Perşembe günü Euronews’e verdiği röportajda konuşan Baier, von der Leyen’i, Haziran ayındaki Avrupa seçimlerinin ardından katı sağcı partilerle ortaklık yapma yönündeki korkudan kaynaklanan istekliliği nedeniyle kınadı.

Baier, geleneksel olarak ana akım partilerin aşırı sağcı ortaklarla yakınlaşmasını engelleyen güvenlik duvarına atıfta bulunarak, “Hadi ama, bu bir prensip meselesi. Bu kordon sanitaire fikrinden vazgeçmek büyük bir sorumluluktur” dedi. .

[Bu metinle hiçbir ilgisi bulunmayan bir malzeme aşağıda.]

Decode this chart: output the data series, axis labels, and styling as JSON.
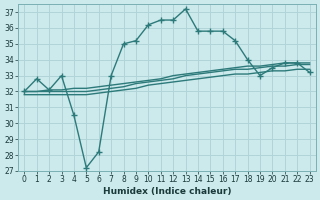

Haziran ayındaki kritik oylama öncesinde aşırı sağ partilere verilen desteğin artmasının ana sebebinin ana akım partilerin aşırılık yanlılarıyla “yüzleşmekten” duyduğu “korku” olduğunu belirtti.

Geçen ay von der Leyen, merkez sağ EPP grubu ile İspanya’nın Vox’u, Polonya’nın Hukuk ve Adalet Partisi’nin (PiS) ve Giorgia Meloni’nin Fratelli d’Italia’sının da aralarında bulunduğu milliyetçi, sağcı ECR grubu arasında gelecekteki işbirliğine açıldı ancak şunları belirtti: ortaklığın “büyük ölçüde Parlamentonun yapısının nasıl olduğuna ve kimin hangi grupta olduğuna bağlı olduğunu” söyledi.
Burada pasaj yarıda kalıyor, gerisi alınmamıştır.